Ok, so Qwen3 32B works now with the update. It seems much better than the Qwen3 ...

Ok, so Qwen3 32B works now with the update.

It seems much better than the Qwen3 30B A3B for quantized local use from what I can tell so far. Not sure yet how it compares to Gemma 3, but it's at least not clearly worse. It definitely does a much better job of formatting output in a friendlier way than Gemma does, but that's not as critical to me.

I suspect many people are getting even worse results out of the A3B than I did, since I saw downloads defaulting to 3-bit quants, but even at a higher quant, for local use it just isn't there yet.

I'm sure there are plenty of use cases for the low active parameter MoE models like sentiment analysis, summaries, etc, but for anything real I'll stick to the dense models. It makes me wonder if Qwen3 has similar problems that Llama 4 had, trying to be a big MoE model with low active parameters producing spotty results.
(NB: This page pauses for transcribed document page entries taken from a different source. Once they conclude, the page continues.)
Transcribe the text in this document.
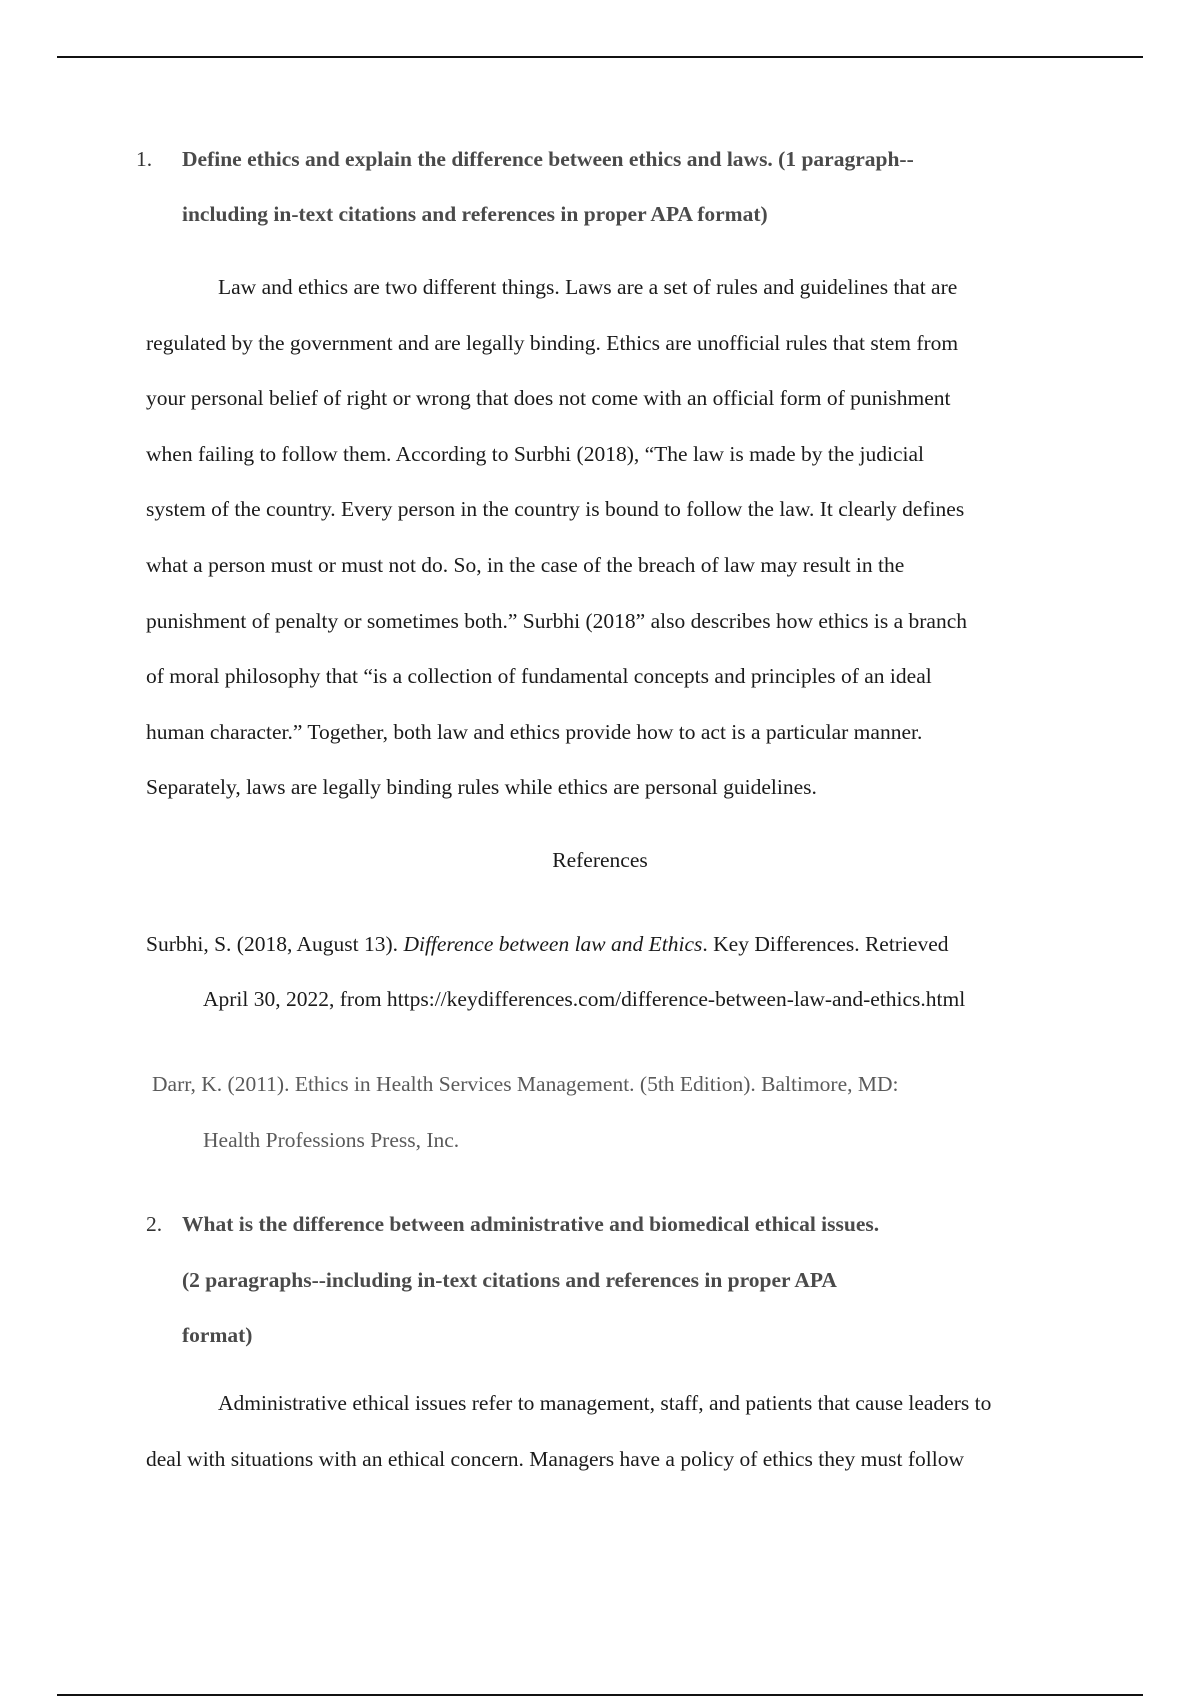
1. Define ethics and explain the difference between ethics and laws. (1 paragraph--
including in-text citations and references in proper APA format)
Law and ethics are two different things. Laws are a set of rules and guidelines that are
regulated by the government and are legally binding. Ethics are unofficial rules that stem from
your personal belief of right or wrong that does not come with an official form of punishment
when failing to follow them. According to Surbhi (2018), “The law is made by the judicial
system of the country. Every person in the country is bound to follow the law. It clearly defines
what a person must or must not do. So, in the case of the breach of law may result in the
punishment of penalty or sometimes both.” Surbhi (2018” also describes how ethics is a branch
of moral philosophy that “is a collection of fundamental concepts and principles of an ideal
human character.” Together, both law and ethics provide how to act is a particular manner.
Separately, laws are legally binding rules while ethics are personal guidelines.
References
Surbhi, S. (2018, August 13). Difference between law and Ethics. Key Differences. Retrieved
April 30, 2022, from https://keydifferences.com/difference-between-law-and-ethics.html
Darr, K. (2011). Ethics in Health Services Management. (5th Edition). Baltimore, MD:
Health Professions Press, Inc.
2. What is the difference between administrative and biomedical ethical issues.
(2 paragraphs--including in-text citations and references in proper APA
format)
Administrative ethical issues refer to management, staff, and patients that cause leaders to
deal with situations with an ethical concern. Managers have a policy of ethics they must follow
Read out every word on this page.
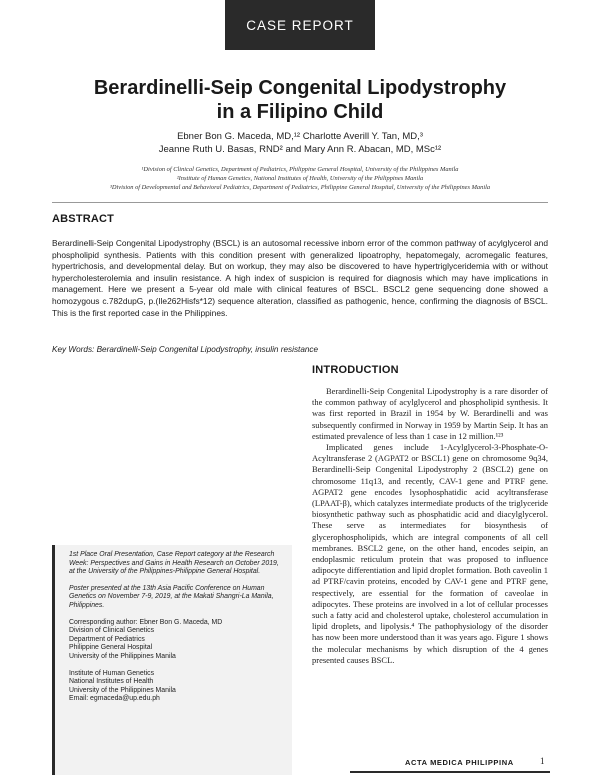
CASE REPORT
Berardinelli-Seip Congenital Lipodystrophy
in a Filipino Child
Ebner Bon G. Maceda, MD,¹² Charlotte Averill Y. Tan, MD,³
Jeanne Ruth U. Basas, RND² and Mary Ann R. Abacan, MD, MSc¹²
¹Division of Clinical Genetics, Department of Pediatrics, Philippine General Hospital, University of the Philippines Manila
²Institute of Human Genetics, National Institutes of Health, University of the Philippines Manila
³Division of Developmental and Behavioral Pediatrics, Department of Pediatrics, Philippine General Hospital, University of the Philippines Manila
ABSTRACT
Berardinelli-Seip Congenital Lipodystrophy (BSCL) is an autosomal recessive inborn error of the common pathway of acylglycerol and phospholipid synthesis. Patients with this condition present with generalized lipoatrophy, hepatomegaly, acromegalic features, hypertrichosis, and developmental delay. But on workup, they may also be discovered to have hypertriglyceridemia with or without hypercholesterolemia and insulin resistance. A high index of suspicion is required for diagnosis which may have implications in management. Here we present a 5-year old male with clinical features of BSCL. BSCL2 gene sequencing done showed a homozygous c.782dupG, p.(Ile262Hisfs*12) sequence alteration, classified as pathogenic, hence, confirming the diagnosis of BSCL. This is the first reported case in the Philippines.
Key Words: Berardinelli-Seip Congenital Lipodystrophy, insulin resistance
INTRODUCTION

Berardinelli-Seip Congenital Lipodystrophy is a rare disorder of the common pathway of acylglycerol and phospholipid synthesis. It was first reported in Brazil in 1954 by W. Berardinelli and was subsequently confirmed in Norway in 1959 by Martin Seip. It has an estimated prevalence of less than 1 case in 12 million.¹²³

Implicated genes include 1-Acylglycerol-3-Phosphate-O-Acyltransferase 2 (AGPAT2 or BSCL1) gene on chromosome 9q34, Berardinelli-Seip Congenital Lipodystrophy 2 (BSCL2) gene on chromosome 11q13, and recently, CAV-1 gene and PTRF gene. AGPAT2 gene encodes lysophosphatidic acid acyltransferase (LPAAT-β), which catalyzes intermediate products of the triglyceride biosynthetic pathway such as phosphatidic acid and diacylglycerol. These serve as intermediates for biosynthesis of glycerophospholipids, which are integral components of all cell membranes. BSCL2 gene, on the other hand, encodes seipin, an endoplasmic reticulum protein that was proposed to influence adipocyte differentiation and lipid droplet formation. Both caveolin 1 ad PTRF/cavin proteins, encoded by CAV-1 gene and PTRF gene, respectively, are essential for the formation of caveolae in adipocytes. These proteins are involved in a lot of cellular processes such a fatty acid and cholesterol uptake, cholesterol accumulation in lipid droplets, and lipolysis.⁴ The pathophysiology of the disorder has now been more understood than it was years ago. Figure 1 shows the molecular mechanisms by which disruption of the 4 genes presented causes BSCL.

1st Place Oral Presentation, Case Report category at the Research Week: Perspectives and Gains in Health Research on October 2019, at the University of the Philippines-Philippine General Hospital.

Poster presented at the 13th Asia Pacific Conference on Human Genetics on November 7-9, 2019, at the Makati Shangri-La Manila, Philippines.

Corresponding author: Ebner Bon G. Maceda, MD
Division of Clinical Genetics
Department of Pediatrics
Philippine General Hospital
University of the Philippines Manila

Institute of Human Genetics
National Institutes of Health
University of the Philippines Manila
Email: egmaceda@up.edu.ph

ACTA MEDICA PHILIPPINA	1
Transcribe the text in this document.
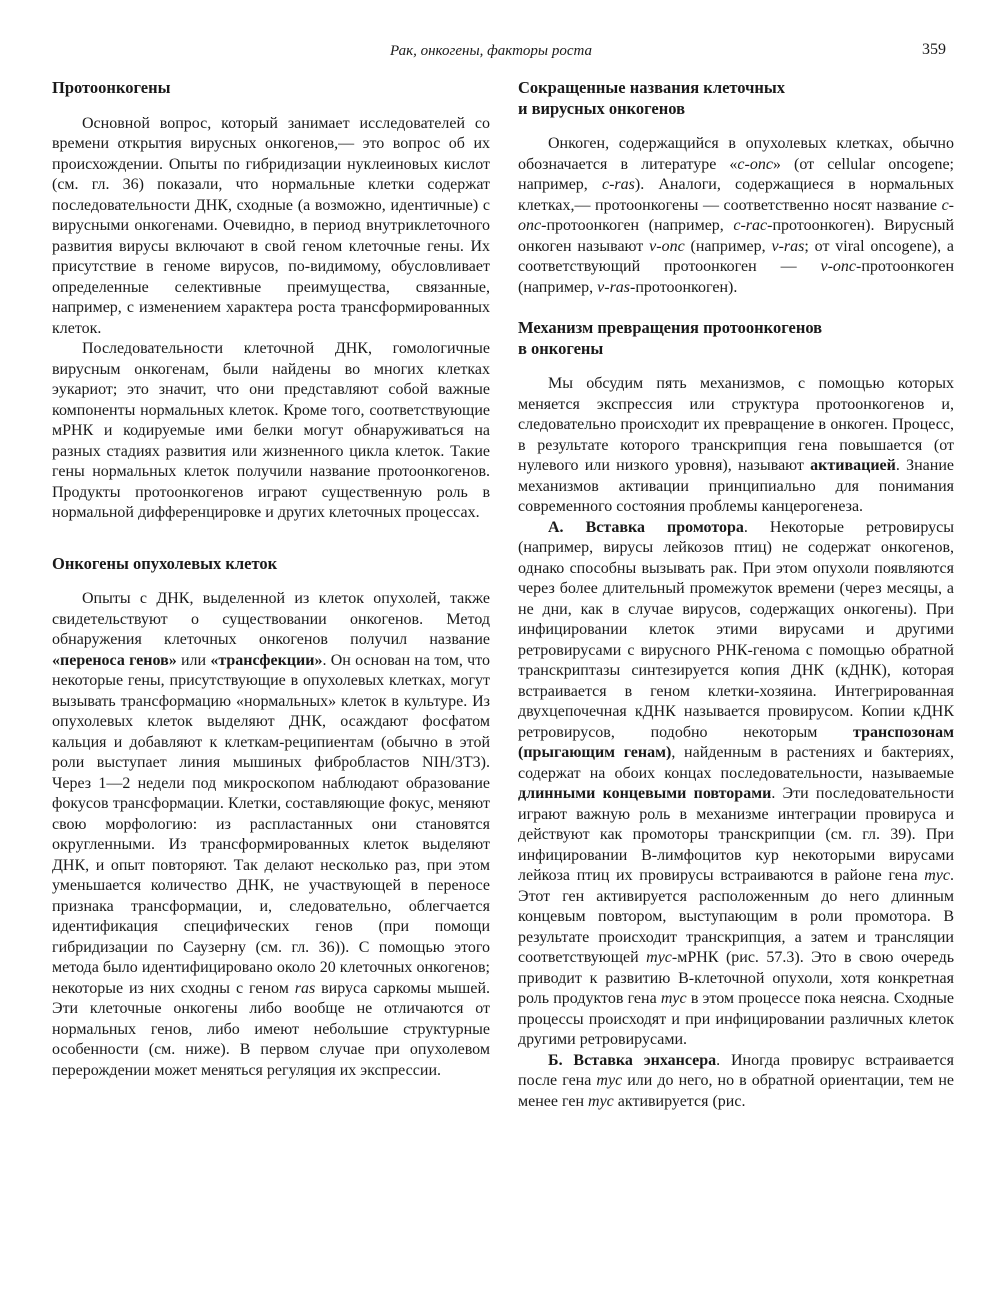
Рак, онкогены, факторы роста	359
Протоонкогены

Основной вопрос, который занимает исследователей со времени открытия вирусных онкогенов,— это вопрос об их происхождении. Опыты по гибридизации нуклеиновых кислот (см. гл. 36) показали, что нормальные клетки содержат последовательности ДНК, сходные (а возможно, идентичные) с вирусными онкогенами. Очевидно, в период внутриклеточного развития вирусы включают в свой геном клеточные гены. Их присутствие в геноме вирусов, по-видимому, обусловливает определенные селективные преимущества, связанные, например, с изменением характера роста трансформированных клеток.

Последовательности клеточной ДНК, гомологичные вирусным онкогенам, были найдены во многих клетках эукариот; это значит, что они представляют собой важные компоненты нормальных клеток. Кроме того, соответствующие мРНК и кодируемые ими белки могут обнаруживаться на разных стадиях развития или жизненного цикла клеток. Такие гены нормальных клеток получили название протоонкогенов. Продукты протоонкогенов играют существенную роль в нормальной дифференцировке и других клеточных процессах.

Онкогены опухолевых клеток

Опыты с ДНК, выделенной из клеток опухолей, также свидетельствуют о существовании онкогенов. Метод обнаружения клеточных онкогенов получил название «переноса генов» или «трансфекции». Он основан на том, что некоторые гены, присутствующие в опухолевых клетках, могут вызывать трансформацию «нормальных» клеток в культуре. Из опухолевых клеток выделяют ДНК, осаждают фосфатом кальция и добавляют к клеткам-реципиентам (обычно в этой роли выступает линия мышиных фибробластов NIH/3T3). Через 1—2 недели под микроскопом наблюдают образование фокусов трансформации. Клетки, составляющие фокус, меняют свою морфологию: из распластанных они становятся округленными. Из трансформированных клеток выделяют ДНК, и опыт повторяют. Так делают несколько раз, при этом уменьшается количество ДНК, не участвующей в переносе признака трансформации, и, следовательно, облегчается идентификация специфических генов (при помощи гибридизации по Саузерну (см. гл. 36)). С помощью этого метода было идентифицировано около 20 клеточных онкогенов; некоторые из них сходны с геном ras вируса саркомы мышей. Эти клеточные онкогены либо вообще не отличаются от нормальных генов, либо имеют небольшие структурные особенности (см. ниже). В первом случае при опухолевом перерождении может меняться регуляция их экспрессии.

Сокращенные названия клеточных
и вирусных онкогенов

Онкоген, содержащийся в опухолевых клетках, обычно обозначается в литературе «c-onc» (от cellular oncogene; например, c-ras). Аналоги, содержащиеся в нормальных клетках,— протоонкогены — соответственно носят название c-onc-протоонкоген (например, c-rac-протоонкоген). Вирусный онкоген называют v-onc (например, v-ras; от viral oncogene), а соответствующий протоонкоген — v-onc-протоонкоген (например, v-ras-протоонкоген).

Механизм превращения протоонкогенов
в онкогены

Мы обсудим пять механизмов, с помощью которых меняется экспрессия или структура протоонкогенов и, следовательно происходит их превращение в онкоген. Процесс, в результате которого транскрипция гена повышается (от нулевого или низкого уровня), называют активацией. Знание механизмов активации принципиально для понимания современного состояния проблемы канцерогенеза.

А. Вставка промотора. Некоторые ретровирусы (например, вирусы лейкозов птиц) не содержат онкогенов, однако способны вызывать рак. При этом опухоли появляются через более длительный промежуток времени (через месяцы, а не дни, как в случае вирусов, содержащих онкогены). При инфицировании клеток этими вирусами и другими ретровирусами с вирусного РНК-генома с помощью обратной транскриптазы синтезируется копия ДНК (кДНК), которая встраивается в геном клетки-хозяина. Интегрированная двухцепочечная кДНК называется провирусом. Копии кДНК ретровирусов, подобно некоторым транспозонам (прыгающим генам), найденным в растениях и бактериях, содержат на обоих концах последовательности, называемые длинными концевыми повторами. Эти последовательности играют важную роль в механизме интеграции провируса и действуют как промоторы транскрипции (см. гл. 39). При инфицировании В-лимфоцитов кур некоторыми вирусами лейкоза птиц их провирусы встраиваются в районе гена myc. Этот ген активируется расположенным до него длинным концевым повтором, выступающим в роли промотора. В результате происходит транскрипция, а затем и трансляции соответствующей myc-мРНК (рис. 57.3). Это в свою очередь приводит к развитию В-клеточной опухоли, хотя конкретная роль продуктов гена myc в этом процессе пока неясна. Сходные процессы происходят и при инфицировании различных клеток другими ретровирусами.

Б. Вставка энхансера. Иногда провирус встраивается после гена myc или до него, но в обратной ориентации, тем не менее ген myc активируется (рис.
Qwen3 32B is quite usable, though. The problem I have with it so far is that it seems worse at instruction following, language translation and inferring the meaning of my prompt than Gemma 3. This isn't ideal, because if it can't follow instructions, you can't easily shape its reasoning/response to account for its issues.

One of my prompts simply asks it to do some translation and it occasionally feeds in Chinese characters. That's just not going to be usable for that scenario. Gemma 3's language consistency and quality is closer to production ready.

Gemma 3 does have its own problems with translation though, because if you instruct it to translate and what you want to translate is "what do you know?", it will instead go on talking about its capabilities rather than translating the language. You have to use a few tricks to prevent it from doing that.